Many works comprise multiple paintings and are often arranged in site-specific installations that include the spaces surrounding them. “In that sense, Owens forces painting to perform tasks other than painting,” says Huberman.

For her Wattis Institute exhibition, Owens takes the gallery spaces as her point of departure and has extended the height of some of the walls to create a continuous surface for hand-printed wallpaper installations. In addition, she presents new paintings and artist books.

Born in 1970 in Euclid, Ohio, Owens is a graduate of the Rhode Island School of Design and the California Institute of the Arts (CalArts).
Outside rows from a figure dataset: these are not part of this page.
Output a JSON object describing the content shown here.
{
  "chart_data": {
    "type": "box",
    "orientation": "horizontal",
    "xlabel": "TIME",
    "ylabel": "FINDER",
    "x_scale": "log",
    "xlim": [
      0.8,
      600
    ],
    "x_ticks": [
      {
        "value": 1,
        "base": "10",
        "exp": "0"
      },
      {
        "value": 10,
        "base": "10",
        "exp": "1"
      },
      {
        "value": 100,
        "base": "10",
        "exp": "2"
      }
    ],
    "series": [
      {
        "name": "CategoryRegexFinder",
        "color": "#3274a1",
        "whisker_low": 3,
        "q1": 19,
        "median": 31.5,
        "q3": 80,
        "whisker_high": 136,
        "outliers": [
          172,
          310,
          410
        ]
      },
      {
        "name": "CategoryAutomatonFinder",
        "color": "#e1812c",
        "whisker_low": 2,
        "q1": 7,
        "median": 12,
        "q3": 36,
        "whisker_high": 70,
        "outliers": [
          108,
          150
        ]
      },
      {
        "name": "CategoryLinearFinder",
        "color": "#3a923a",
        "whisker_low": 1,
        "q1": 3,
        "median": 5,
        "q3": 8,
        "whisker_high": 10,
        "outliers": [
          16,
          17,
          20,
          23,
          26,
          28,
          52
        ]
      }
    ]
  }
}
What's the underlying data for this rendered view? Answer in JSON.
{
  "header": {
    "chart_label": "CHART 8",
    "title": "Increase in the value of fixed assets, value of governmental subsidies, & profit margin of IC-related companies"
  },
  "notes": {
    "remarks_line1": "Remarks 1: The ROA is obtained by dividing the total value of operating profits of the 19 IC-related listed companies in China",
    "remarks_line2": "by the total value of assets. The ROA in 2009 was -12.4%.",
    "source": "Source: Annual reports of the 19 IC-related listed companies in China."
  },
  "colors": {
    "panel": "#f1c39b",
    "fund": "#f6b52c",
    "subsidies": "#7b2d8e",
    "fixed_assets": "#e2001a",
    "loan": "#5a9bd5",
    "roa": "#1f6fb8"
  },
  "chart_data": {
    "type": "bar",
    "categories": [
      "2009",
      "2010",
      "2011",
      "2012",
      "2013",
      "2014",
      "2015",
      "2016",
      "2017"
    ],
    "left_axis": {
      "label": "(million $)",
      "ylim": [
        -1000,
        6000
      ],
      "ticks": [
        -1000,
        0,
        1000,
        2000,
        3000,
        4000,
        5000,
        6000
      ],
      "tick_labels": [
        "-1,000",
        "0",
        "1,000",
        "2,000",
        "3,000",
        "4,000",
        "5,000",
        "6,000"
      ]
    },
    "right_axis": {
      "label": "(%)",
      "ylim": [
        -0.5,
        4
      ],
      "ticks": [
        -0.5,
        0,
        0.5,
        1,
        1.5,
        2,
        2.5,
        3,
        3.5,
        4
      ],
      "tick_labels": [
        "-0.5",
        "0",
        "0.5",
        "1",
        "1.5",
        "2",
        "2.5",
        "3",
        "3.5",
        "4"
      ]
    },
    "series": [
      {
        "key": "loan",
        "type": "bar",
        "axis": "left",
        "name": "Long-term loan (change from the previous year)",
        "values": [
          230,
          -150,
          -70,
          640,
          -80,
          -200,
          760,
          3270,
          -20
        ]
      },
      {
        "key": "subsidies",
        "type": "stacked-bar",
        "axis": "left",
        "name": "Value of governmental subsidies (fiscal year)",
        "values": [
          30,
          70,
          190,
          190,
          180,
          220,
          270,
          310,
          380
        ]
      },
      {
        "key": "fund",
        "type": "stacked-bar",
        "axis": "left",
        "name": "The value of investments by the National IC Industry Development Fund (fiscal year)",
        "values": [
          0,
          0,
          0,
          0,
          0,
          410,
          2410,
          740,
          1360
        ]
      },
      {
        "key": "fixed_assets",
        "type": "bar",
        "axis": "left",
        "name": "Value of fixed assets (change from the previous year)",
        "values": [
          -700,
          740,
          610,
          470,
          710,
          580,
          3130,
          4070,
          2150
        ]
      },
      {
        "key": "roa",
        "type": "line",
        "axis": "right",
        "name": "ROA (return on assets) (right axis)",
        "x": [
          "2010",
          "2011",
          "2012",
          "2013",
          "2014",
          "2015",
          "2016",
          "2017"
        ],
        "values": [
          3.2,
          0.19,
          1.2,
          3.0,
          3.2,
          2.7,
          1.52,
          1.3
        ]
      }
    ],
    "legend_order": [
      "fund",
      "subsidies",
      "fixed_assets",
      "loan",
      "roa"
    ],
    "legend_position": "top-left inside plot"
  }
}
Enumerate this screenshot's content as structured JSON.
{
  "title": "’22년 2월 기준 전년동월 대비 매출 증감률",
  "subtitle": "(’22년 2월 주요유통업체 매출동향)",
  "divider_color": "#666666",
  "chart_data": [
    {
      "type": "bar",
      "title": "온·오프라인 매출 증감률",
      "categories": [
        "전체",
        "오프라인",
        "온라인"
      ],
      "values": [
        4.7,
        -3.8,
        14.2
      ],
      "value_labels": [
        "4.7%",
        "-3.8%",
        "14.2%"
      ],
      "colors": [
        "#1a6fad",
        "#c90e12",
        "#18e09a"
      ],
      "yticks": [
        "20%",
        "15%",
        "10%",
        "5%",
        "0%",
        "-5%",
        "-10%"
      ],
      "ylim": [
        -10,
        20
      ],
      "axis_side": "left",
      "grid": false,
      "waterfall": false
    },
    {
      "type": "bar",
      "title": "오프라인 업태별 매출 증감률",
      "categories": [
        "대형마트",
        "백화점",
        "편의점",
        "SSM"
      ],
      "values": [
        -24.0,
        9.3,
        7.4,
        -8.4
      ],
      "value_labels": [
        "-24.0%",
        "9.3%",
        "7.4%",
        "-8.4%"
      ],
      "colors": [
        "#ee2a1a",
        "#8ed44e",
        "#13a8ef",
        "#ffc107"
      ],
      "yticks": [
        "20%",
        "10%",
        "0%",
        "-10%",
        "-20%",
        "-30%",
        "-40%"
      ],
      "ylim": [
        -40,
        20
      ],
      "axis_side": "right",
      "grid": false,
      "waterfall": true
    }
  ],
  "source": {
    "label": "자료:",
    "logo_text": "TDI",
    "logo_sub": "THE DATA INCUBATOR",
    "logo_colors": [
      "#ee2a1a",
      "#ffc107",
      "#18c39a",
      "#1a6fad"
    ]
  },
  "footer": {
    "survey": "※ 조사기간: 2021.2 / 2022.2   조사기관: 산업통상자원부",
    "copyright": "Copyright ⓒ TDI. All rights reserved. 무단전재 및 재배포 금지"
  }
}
Since Dave Hickey selected her work for the 1994 LACE Annuale (Los Angeles Contemporary Art Exhibitions), one of her first major exhibitions, Owens has exhibited extensively, and her work is in major museum collections worldwide. In 2003, just nine years out of college, she became the youngest artist ever awarded a survey show at the Museum of Contemporary Art in Los Angeles.

Other solo exhibition venues include Secession, Vienna (2015); Kunstmuseum Bonn (2011); Kunsthalle Zürich (2006); Camden Arts Centre, London (2006); Milwaukee Art Museum (2003); and Isabella Stewart Gardner Museum, Boston (2001), among others. Major group exhibitions include Painting 2.0 at the Museum Brandhorst in Munich (2015); The Forever Now: Contemporary Painting in an Atemporal World, the Museum of Modern Art, New York (2014); Whitney Biennial, Whitney Museum of American Art (2004 and 2014); The Spectacular of Vernacular, Walker Art Center (2011); Undiscovered Country, the Hammer Museum, Los Angeles (2004); and Carnegie International, Carnegie Museum (1999).

Owens is represented by Gavin Brown’s enterprise, Sadie Coles HQ, and Galerie Gisela Capitain, and is co-founder of 356 S. Mission Rd., a contemporary art exhibition space in Los Angeles.